4. Example Request (MiniMax-M2)
{
"model": "minimax/minimax-m2",
"messages": [
{
"role": "user",
"content": "How's the weather in San Francisco?"
},
{
"role": "assistant",
"name": "MiniMax AI",
"content": "",
"tool_calls": [
{
"id": "call_function_asqvfevfc8af_1",
"type": "function",
"function": {
"name": "get_weather",
"arguments": "{\"location\": \"San Francisco, US\"}"
}
}
],
"reasoning_details": [
{
"type": "reasoning.text",
"id": "reasoning-text-1",
"format": "openai-responses-v1",
"index": 0,
"text": "The user is asking about the weather in San Francisco..."
}
]
},
{
"role": "tool",
"tool_call_id": "call_function_asqvfevfc8af_1",
"content": "24℃, sunny"
}
],
"stream": true,
"reasoning_split": true,
"max_tokens": 1024,
"temperature": 0.7,
"tools": [
{
"type": "function",
"function": {
"name": "get_weather",
"description": "Get weather for a specific location",
"parameters": {
"type": "object",
"properties": {
"location": { "type": "string" }
},
"required": ["location"]
}
}
}
]
}
5. Example Response (Non-Streaming)
{
"id": "07a4dedfdb1498b045498dfd42497639",
"object": "chat.completion",
"created": 1764303147,
"model": "MiniMax",
"choices": [
{
"index": 0,
"message": {
"role": "assistant",
"content": "",
"name": "MiniMax",
"tool_calls": [
{
"index": 0,
"id": "call_function_9w7wq1j9zmpl_1",
"type": "function",
"function": {
"name": "get_weather",
"arguments": "{\"location\": \"ShangHai\"}"
}
}
],
"reasoning_content": "The user asked for Shanghai weather...",
"reasoning_details": [
{
"type": "reasoning.text",
"text": "The user is asking about the weather in Shanghai...",
"id": "reasoning-text-1",
"format": "openai-responses-v1",
"index": 0
}
]
},
"finish_reason": "tool_calls"
}
]
}
6. Streaming Response Example
{
"id": "664c5ad870c1888fbcbd267d9829e354",
"object": "chat.completion.chunk",
"created": 1764303504,
"model": "minimax-m2",
"choices": [
{
"index": 0,
"delta": {
"role": "assistant",
"reasoning_content": "...\n\nThe user has specifically asked...",
"reasoning_details": [
{
"type": "reasoning.text",
"text": ".\n\nThe user has specifically asked...",
"id": "reasoning-text-1",
"format": "openai-responses-v1",
"index": 0
}
]
},
"finish_reason": null
}
]
}
7. Developer Notes
7.1 Models That Support Interleaved Thinking
All models exposing reasoning_details through OpenAI-compatible APIs, including:
- MiniMax-M2
- (Upcoming) Novita Reasoning Series
- Other reasoning-enabled partner models
7.2 Pricing
Billing is based on reasoning tokens, following the model’s pricing rules.
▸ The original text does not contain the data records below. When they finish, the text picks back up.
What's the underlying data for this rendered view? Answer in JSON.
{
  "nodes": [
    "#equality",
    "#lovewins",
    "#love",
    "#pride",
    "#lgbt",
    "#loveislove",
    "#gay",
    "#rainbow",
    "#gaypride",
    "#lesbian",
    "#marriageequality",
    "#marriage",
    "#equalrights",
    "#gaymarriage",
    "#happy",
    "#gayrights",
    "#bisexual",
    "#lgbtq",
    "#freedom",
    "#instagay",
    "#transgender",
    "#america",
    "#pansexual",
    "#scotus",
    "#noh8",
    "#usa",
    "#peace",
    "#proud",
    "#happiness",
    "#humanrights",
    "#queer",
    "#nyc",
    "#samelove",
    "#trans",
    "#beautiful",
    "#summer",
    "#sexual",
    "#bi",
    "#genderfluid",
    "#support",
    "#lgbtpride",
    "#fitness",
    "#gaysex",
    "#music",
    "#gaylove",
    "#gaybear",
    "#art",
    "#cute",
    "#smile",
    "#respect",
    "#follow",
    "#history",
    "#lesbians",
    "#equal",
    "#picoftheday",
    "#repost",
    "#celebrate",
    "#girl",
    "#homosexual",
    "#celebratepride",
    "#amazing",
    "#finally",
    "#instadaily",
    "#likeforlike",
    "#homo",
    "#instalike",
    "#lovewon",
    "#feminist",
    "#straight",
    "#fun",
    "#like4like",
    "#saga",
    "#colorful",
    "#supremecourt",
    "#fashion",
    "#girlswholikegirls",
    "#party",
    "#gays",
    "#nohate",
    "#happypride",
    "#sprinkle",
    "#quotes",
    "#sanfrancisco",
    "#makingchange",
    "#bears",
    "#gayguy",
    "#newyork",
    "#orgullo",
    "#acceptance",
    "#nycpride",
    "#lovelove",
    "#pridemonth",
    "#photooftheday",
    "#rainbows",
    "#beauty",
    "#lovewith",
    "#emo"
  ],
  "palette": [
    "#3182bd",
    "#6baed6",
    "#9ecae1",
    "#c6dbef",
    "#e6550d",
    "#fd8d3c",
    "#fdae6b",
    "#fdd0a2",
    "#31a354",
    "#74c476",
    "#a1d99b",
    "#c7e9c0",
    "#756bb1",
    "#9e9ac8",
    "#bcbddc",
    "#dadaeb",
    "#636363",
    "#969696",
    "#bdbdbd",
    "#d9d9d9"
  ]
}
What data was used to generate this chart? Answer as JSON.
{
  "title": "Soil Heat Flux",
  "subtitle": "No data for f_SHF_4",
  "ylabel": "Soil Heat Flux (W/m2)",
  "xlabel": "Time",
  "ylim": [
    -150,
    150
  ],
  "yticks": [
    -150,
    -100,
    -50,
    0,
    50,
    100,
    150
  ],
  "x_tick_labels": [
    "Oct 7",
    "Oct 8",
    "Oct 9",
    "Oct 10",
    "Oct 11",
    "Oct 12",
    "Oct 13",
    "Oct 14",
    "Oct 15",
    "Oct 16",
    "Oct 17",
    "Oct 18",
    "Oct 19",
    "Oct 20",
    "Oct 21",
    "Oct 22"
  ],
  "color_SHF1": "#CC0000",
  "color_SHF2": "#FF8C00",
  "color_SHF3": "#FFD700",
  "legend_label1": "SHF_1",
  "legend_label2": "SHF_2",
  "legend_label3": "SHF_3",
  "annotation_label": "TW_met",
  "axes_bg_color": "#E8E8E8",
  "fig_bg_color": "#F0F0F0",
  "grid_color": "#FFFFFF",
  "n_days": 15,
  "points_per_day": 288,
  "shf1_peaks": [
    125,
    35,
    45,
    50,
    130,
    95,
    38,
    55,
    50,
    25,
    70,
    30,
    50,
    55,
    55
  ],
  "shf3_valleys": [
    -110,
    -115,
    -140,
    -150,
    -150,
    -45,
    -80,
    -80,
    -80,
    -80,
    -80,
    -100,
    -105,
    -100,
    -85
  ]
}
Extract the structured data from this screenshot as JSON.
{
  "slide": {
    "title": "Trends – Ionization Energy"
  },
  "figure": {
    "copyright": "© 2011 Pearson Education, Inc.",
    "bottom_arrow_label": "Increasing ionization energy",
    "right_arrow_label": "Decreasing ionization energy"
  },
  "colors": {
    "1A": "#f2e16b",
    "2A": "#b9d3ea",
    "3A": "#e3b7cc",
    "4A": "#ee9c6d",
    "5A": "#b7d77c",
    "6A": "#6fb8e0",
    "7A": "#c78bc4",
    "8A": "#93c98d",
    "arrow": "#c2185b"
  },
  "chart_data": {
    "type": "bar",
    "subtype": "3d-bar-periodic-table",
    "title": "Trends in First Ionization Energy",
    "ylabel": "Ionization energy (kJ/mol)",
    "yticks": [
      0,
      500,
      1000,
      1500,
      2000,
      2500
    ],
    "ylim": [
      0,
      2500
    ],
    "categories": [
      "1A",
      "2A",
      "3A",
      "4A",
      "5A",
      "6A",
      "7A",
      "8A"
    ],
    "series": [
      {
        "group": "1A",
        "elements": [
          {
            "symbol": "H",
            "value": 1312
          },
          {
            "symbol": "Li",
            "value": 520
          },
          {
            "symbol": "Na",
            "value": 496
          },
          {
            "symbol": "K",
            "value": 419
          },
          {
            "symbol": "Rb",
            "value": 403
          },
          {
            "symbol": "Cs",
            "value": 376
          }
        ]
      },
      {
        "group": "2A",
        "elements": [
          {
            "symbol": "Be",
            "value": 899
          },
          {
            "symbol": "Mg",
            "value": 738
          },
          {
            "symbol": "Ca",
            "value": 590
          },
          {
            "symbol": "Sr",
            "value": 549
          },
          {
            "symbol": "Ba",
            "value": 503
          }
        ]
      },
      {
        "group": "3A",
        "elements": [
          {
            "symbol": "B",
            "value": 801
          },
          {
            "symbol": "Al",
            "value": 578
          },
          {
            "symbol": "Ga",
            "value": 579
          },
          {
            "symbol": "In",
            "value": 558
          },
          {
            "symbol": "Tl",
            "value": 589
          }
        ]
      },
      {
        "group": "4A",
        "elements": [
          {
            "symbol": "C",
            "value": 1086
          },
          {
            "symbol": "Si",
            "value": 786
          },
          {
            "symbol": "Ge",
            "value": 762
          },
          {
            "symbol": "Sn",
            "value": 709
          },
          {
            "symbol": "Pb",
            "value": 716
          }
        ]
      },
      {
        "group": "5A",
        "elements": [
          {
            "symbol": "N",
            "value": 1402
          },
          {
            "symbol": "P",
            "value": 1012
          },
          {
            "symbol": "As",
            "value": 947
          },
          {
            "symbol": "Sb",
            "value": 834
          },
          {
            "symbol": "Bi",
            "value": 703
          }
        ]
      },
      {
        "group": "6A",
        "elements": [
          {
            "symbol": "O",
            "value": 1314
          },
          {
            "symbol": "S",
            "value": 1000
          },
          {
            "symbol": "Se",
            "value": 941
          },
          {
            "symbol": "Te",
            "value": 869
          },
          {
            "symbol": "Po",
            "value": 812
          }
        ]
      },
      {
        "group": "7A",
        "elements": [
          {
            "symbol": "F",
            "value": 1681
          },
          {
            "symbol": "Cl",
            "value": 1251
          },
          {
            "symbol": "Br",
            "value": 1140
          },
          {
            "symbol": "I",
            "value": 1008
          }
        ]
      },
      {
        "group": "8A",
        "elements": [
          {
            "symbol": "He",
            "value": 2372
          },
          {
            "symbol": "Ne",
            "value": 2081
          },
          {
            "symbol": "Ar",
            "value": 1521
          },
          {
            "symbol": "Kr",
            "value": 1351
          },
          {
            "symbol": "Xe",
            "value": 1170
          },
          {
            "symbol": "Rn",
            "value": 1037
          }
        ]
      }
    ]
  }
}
reasoning_details will increase token usage.
7.3 Error Handling
You may encounter:
- Missing tool parameters
- Recursive or repeated tool calls
- Incorrect assumptions in the reasoning phase
Ensure your application validates tool arguments and handles model errors gracefully.
8. Best Practices
✓ Always include full model messages in the next request
Include:
content
tool_calls
reasoning_details
✓ Enable streaming for long-chain reasoning
Streaming allows the client to:
- Monitor the reasoning process
- Detect incorrect tool plans early
- Provide faster user feedback
✓ Combine with server-side state machines for stability
For production systems, we recommend pairing Interleaved Thinking with deterministic guardrails, e.g.:
- Parameter validators
- Execution sandbox
- Maximum recursion safeguards
9. Summary
Interleaved Thinking significantly enhances multi-step reasoning and tool-use reliability:
- Transparent and inspectable step-wise reasoning
- Adaptive planning between tool invocations
- Stronger context retention across long workflows
- Fully compatible with OpenAI-style Chat Completions API
Novita will continue expanding support for advanced reasoning models, bringing agent-level intelligence to the API layer.